Elizabeth: A Portrait in Parts – Film Review
by Hugh Maguire
StarQueen Elizabeth II(archive footage)
Release date – May 27, 2022
There were few televisions in Ireland in 1953 and other than in Northern Ireland, there was limited exposure to BBC. World events were depicted on the evocative newsreels projected in cinemas the length and breadth of the island when ‘going to the pictures’ was as normal as a skinny latte has become for many today. The coronation of Queen Elizabeth II in June 1953 was not only the first live broadcast of its kind across the United Kingdom but was recorded on film to be broadcast days later in cinemas worldwide. The event and all its elaborate, sometimes arcane, rituals and ceremonies were captured for millions to witness as never before. As cries of ‘Vivat Regina’ rang out across Westminster Abbey it suggested the dawning of a new Elizabethan Age with a whiff of post-war triumphalism thrown in for good measure. The event was not shown in any cinema in Dublin for the simple reason the owners feared for their premises, and we are not talking about the enthusiasm that shook the Theatre Royal when Bill Haley and the Comets arrived in 1957. No Queen here, thank you very much!
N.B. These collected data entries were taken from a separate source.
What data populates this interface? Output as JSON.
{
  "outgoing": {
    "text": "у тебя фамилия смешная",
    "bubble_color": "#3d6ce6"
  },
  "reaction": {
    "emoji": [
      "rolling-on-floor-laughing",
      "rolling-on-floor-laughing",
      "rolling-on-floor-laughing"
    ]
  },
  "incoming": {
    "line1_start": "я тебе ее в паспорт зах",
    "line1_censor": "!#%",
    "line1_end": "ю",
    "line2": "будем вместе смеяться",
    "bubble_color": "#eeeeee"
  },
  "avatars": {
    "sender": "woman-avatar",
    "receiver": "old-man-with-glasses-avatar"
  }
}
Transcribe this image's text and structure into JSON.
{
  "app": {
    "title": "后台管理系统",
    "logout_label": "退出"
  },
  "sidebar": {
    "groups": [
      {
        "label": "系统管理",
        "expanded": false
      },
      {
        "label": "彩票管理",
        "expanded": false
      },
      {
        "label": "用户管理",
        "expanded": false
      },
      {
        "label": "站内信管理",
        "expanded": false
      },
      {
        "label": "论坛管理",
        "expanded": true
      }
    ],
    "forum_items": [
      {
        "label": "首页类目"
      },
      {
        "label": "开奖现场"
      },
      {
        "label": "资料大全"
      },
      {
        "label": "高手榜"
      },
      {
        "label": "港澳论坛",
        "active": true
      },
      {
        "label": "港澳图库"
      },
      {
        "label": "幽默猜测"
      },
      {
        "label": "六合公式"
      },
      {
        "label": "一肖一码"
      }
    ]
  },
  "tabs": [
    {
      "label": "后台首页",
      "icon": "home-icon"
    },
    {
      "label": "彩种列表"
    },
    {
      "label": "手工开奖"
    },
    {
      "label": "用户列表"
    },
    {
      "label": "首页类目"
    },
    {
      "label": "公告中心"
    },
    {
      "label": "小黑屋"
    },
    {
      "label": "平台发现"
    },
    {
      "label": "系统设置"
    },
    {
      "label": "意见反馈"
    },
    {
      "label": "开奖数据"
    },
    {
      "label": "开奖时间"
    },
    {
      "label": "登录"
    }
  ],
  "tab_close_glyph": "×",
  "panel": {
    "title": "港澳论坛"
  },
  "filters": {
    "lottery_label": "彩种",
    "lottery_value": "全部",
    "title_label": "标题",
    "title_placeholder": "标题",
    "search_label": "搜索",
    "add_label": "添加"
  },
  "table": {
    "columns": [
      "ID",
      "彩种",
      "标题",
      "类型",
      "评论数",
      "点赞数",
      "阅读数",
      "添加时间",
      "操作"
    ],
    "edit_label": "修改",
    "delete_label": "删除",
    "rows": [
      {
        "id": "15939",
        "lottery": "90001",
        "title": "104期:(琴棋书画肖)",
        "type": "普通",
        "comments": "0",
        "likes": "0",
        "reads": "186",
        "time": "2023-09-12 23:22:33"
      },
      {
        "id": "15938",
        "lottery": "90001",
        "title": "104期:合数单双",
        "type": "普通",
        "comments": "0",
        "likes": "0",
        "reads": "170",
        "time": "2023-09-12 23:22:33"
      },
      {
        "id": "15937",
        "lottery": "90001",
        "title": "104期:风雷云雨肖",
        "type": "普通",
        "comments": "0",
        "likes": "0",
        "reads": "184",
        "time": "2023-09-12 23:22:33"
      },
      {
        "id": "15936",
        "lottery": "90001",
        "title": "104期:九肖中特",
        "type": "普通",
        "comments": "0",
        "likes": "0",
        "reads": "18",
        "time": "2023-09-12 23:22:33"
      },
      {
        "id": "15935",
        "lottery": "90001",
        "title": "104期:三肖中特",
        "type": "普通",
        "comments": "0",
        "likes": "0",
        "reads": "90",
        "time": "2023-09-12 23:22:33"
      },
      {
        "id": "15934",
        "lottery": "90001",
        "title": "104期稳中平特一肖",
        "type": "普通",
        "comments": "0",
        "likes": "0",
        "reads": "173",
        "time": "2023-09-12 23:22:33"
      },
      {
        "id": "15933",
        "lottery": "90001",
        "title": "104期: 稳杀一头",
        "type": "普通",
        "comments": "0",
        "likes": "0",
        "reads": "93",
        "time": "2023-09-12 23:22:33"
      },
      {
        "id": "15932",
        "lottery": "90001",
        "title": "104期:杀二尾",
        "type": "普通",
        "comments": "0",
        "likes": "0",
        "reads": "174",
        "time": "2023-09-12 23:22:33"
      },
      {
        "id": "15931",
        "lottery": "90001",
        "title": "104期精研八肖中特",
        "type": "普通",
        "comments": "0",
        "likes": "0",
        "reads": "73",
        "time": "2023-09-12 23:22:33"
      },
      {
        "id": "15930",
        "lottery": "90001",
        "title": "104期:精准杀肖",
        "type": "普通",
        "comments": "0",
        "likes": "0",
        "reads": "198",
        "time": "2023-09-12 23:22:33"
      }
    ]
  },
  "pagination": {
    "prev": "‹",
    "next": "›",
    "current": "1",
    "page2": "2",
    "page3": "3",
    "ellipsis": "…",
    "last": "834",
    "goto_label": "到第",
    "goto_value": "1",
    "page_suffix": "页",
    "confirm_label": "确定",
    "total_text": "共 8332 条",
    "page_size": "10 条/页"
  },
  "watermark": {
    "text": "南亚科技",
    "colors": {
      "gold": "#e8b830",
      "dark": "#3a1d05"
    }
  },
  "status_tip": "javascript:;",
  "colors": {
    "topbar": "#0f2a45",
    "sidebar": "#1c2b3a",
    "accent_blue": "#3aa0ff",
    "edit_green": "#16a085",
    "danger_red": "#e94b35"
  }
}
The carefully calibrated State Visit of the royal couple to Ireland in 2011 acknowledged the depth of a changed relationship. Regardless of the politics of a monarchy versus a republic, subject versus citizen, there was undoubted respect for the resolute determination of an even then elderly woman keeping the show on the road, the ready smile, the constant shaking of hands, not to mention the cúpla focal in Dublin Castle. So there is now an audience that might not have existed in 1953.
Something of the industry that was, and is, the monarch is the subject of this feature-length documentary, and even documentary is something of a misnomer. Instead, what we have here is a fascinating exercise in editing what must come to millions of hours of footage and imagery of the world’s longest-serving head of state. Certain themes are indicated and the imagery speaks for itself. A sense of 50s and 60s glamour is echoed in footage of stars like Jayne Mansfield and Marilyn Monroe arriving in fur wraps at glitzy events, and we see the Queen similarly attired. We see footage of a Semana Santa procession somewhere in Spain and then images of the queen being carried aloft on litters or elephants in Fiji, India and elsewhere, emphasising the concept of the monarch as a quasi-religious icon, a theme captured in the Annie Leibovitz shot employed for publicity, we see how this has been used so universally for seventy years, on coinage, stamps and banknotes. The image is so universally recognised it is hard to know how people will cope when it ceases, as ceases it must. The most human footage is that depicting the lifelong devotion to horses and horseracing, and while she is far from a fishwife, there is an almost earthy enthusiasm for the gallop and the winning of bets, which implies a stronger personality than we have maybe imagined. Ultimately, and not in a sentimental way, there is a marked poignancy. For all the decades on the throne, the time has still flown. There has been domestic, family, national and international trauma along with all the good times and we are left with the images of a 96-year-old who lived fully the life she was born to. What happens hereafter is anyone’s guess.